月が綺麗ですね。 | ナノ

縁は異なもの味なもの




「ねーねー、ワンちゃん。お腹すかないの?」

 殺生丸の蓮子への認識は『変わった女』だった。





 ‡ 弐 ‡





 犬夜叉にやられた傷により不覚にも気を失っていた間に女は殺生丸に治療を施していたらしい。それだけでも信じがたいことだが、彼女の身の丈ほどもある大亥の死骸を獲物だと言ったり、可笑しな女だった。
 服装も、女ものの着物ではなく、袴に似た下履きに異国の服を着ていた。殺生丸の記憶の中で近いのは西にある大陸の服装に似ており、動きやすそうではあるがまったく女らしくはない。

 何より驚いたのは、人間で女の身でありながら、妖怪を返り討ちにしたことだろう。
 血の臭いに釣られてか、獣や妖怪が頻繁に襲ってきたのだが、彼女はそれを全て返り討ちにした。
 むしろ逃げる獣を「まて〜! 今夜のメシ〜!」と追いかける様はどちらが妖怪かわからなかった。

 今も、自分で仕留め、血抜きし、自分で解体した熊の肉を囓っている。残りは干し肉にするようで、薄切りにして干してある。
 因みにそれらの際の行程を彼女は殆ど『素手』で行っていた。亥の首をもぐ武将は見たことがあるが、鼻唄混じりに、女が熊の首をもいだときは我が目を疑ったものだ。

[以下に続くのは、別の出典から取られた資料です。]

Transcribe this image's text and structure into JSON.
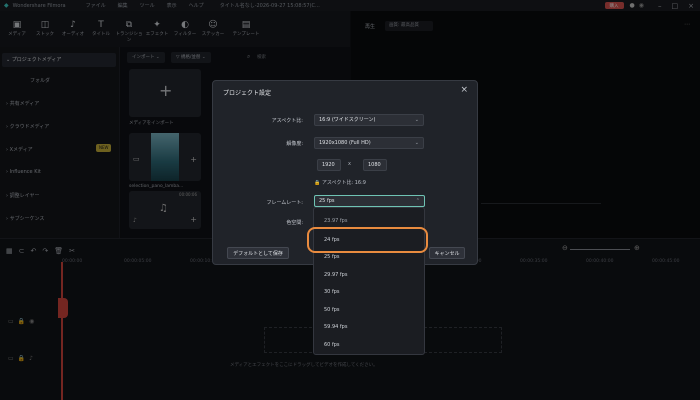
{
  "app": {
    "title": "Wondershare Filmora",
    "menu": [
      "ファイル",
      "編集",
      "ツール",
      "表示",
      "ヘルプ"
    ],
    "project_title": "タイトル名なし-2026-09-27 15:08:57(C...",
    "purchase": "購入"
  },
  "toolbar": {
    "items": [
      {
        "label": "メディア",
        "icon": "media-icon"
      },
      {
        "label": "ストック",
        "icon": "stock-icon"
      },
      {
        "label": "オーディオ",
        "icon": "audio-icon"
      },
      {
        "label": "タイトル",
        "icon": "title-icon"
      },
      {
        "label": "トランジション",
        "icon": "transition-icon"
      },
      {
        "label": "エフェクト",
        "icon": "effects-icon"
      },
      {
        "label": "フィルター",
        "icon": "filter-icon"
      },
      {
        "label": "ステッカー",
        "icon": "sticker-icon"
      },
      {
        "label": "テンプレート",
        "icon": "template-icon"
      }
    ]
  },
  "sidebar": {
    "items": [
      {
        "label": "プロジェクトメディア"
      },
      {
        "label": "フォルダ"
      },
      {
        "label": "共有メディア"
      },
      {
        "label": "クラウドメディア"
      },
      {
        "label": "Xメディア"
      },
      {
        "label": "Influence Kit"
      },
      {
        "label": "調整レイヤー"
      },
      {
        "label": "サブシーケンス"
      }
    ],
    "badge": "NEW"
  },
  "media": {
    "import_label": "インポート",
    "sort_label": "規格/並替",
    "search_placeholder": "検索",
    "import_tile_label": "メディアをインポート",
    "clip_label": "selection_pano_lamba...",
    "clip_duration": "00:00:06"
  },
  "preview": {
    "player_label": "再生",
    "quality": "画質: 最高品質"
  },
  "timeline": {
    "ruler": [
      "00:00:00",
      "00:00:05:00",
      "00:00:10:00",
      "00:00:15:00",
      "00:00:20:00",
      "00:00:25:00",
      "00:00:30:00",
      "00:00:35:00",
      "00:00:40:00",
      "00:00:45:00"
    ],
    "hint": "メディアとエフェクトをここにドラッグしてビデオを作成してください。"
  },
  "dialog": {
    "title": "プロジェクト設定",
    "aspect_label": "アスペクト比:",
    "aspect_value": "16:9 (ワイドスクリーン)",
    "resolution_label": "解像度:",
    "resolution_value": "1920x1080 (Full HD)",
    "width": "1920",
    "x_sep": "x",
    "height": "1080",
    "lock_text": "アスペクト比: 16:9",
    "framerate_label": "フレームレート:",
    "framerate_value": "25 fps",
    "colorspace_label": "色空間:",
    "default_button": "デフォルトとして保存",
    "cancel_button": "キャンセル"
  },
  "framerate_options": [
    "23.97 fps",
    "24 fps",
    "25 fps",
    "29.97 fps",
    "30 fps",
    "50 fps",
    "59.94 fps",
    "60 fps"
  ],
  "colors": {
    "highlight": "#e98b3f",
    "purchase": "#d9534f",
    "badge": "#c9b13a"
  }
}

 最初に目が覚めたとき、視覚で確認する前に匂いで人間だとはわかったため思わず食らいついた殺生丸の牙を紙一重で避けるあたり、ただの女ではないとはわかっていたが、それらの動きは洗練されており、武道の心得があるのは一目瞭然だった。
 女だてらに武の嗜みがあり、本人曰く(一人言)、村への帰路の途中だったということは世捨て人でもない。見目は実力のわりに美しく、目鼻立ちも整っているのでいき遅れではない、と思う。

「ねぇ、ワンコ。少しは食べたほうが傷の治りが早くなるんじゃない?」

 女の一見、手弱女たおやめにみえる色白な顔と黒目がちな大きな瞳をまじまじと見ていると、向こうのほうからギリギリ殺生丸の牙を避けられる距離まで接近し、きょとんと見上げてくる。殺生丸は女の言い分が最もなことと、その呼び方が癪で、ツンとそっぽを向いた。

「ワンコって人間だったら絶対ツンデレ属性っぽいよね! 『氷の王子様』みたいな!」

 あと、一番可笑しいのは言動の半分くらいが、意味不明な言葉だったことだろうか。

(へんな女だ・・・)

「そういやワンコって、オス? メス?」

「・・・・・・(イラッ)」





 獣は考えることをやめた―――。